The reduction of blood gas paco2 is the direct respiratory physiological basis for diagnosis, which indicates that the patient is now in the acute exacerbation of symptoms, hyperventilation, acute respiratory alkalosis. Unfortunately, the vast majority of patients are chronic and have a short episode (10 minutes or so). Routine blood gas analysis tests capture acute respiratory alkalosis. According to lum, about one-third of patients have normal or low blood gas analysis. Therefore, normal blood gas analysis cannot exclude the diagnosis. Percutaneous paco2 dynamic monitoring is a method worthy of advocating. It not only reflects the blood gas changes during the patient's onset, but also provides the symptoms of blood gas abnormality by recording the life diary, and the reliability of the diagnosis is strong. However, most routine experiments are not equipped and clinical applications are limited.
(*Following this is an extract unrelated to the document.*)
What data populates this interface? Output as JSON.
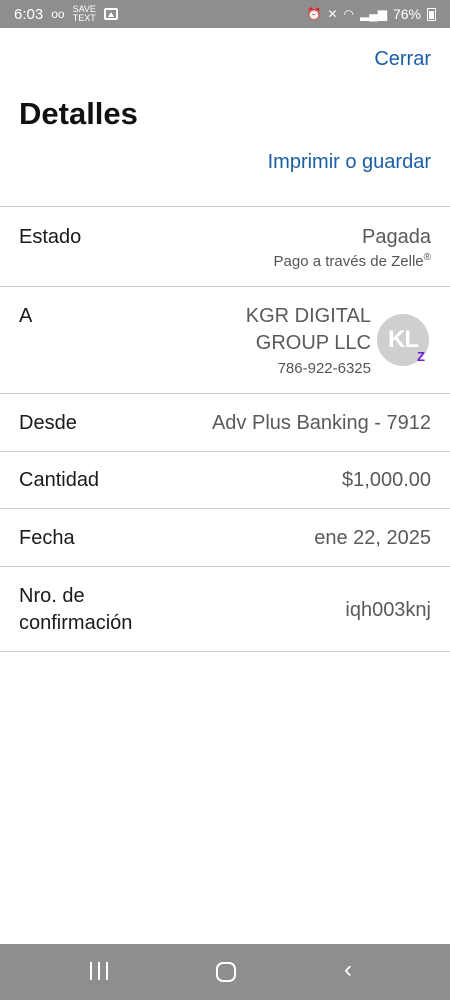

The hyperventilation challenge test has been used to induce a typical form of breathing in hyperventilation syndrome as a diagnostic criterion. To this end, hardonk and beumer recorded the end-tidal co2 concentration (fetco2) in the resting state of the patient, and after the spontaneous hyperventilation, recorded the recovery period of fetco2, the ratio of fetco2 at rest to three minutes and fetco2 at rest 1.5 (hardonk and beumer coefficient) as a diagnostic criterion. The work of hardonk and beumer failed to be verified by other scholars. The cause of the disagreement may be related to the different age distribution of the patients studied. During clinical application, we observed that the hardonk and beumer coefficients are neither specific nor sensitive.
Folgering and colla studied the diagnostic value of the positive feedback phenomenon of co2, and observed 50 patients with hyperventilation syndrome, and found that 18 patients showed significant positive feedback of co2.
Abnormal breathing patterns, especially hyperventilation induced by mouthful breathing, have a high specificity of diagnosis (95%), 50% sensitivity in younger groups (20 to 28 years old), and younger and middle-aged groups (29-60) Years old) is less sensitive, only 30%.
Firedman studied the diagnostic value of the breath holding test. Combine the breath holding test with the hyperventilation challenge test. Before the hyperventilation challenge test, the paralyzed patient deeply inhaled to the tlc position, immediately pinched the nose with his fingers, until the screen could not breathe, and recorded the breath holding time. The ratio of the breath holding time after the test to the breath holding time before the test was used as the hyperventilation index. From the data he reported, the breath holding test was simple and easy, with high specificity and sensitivity.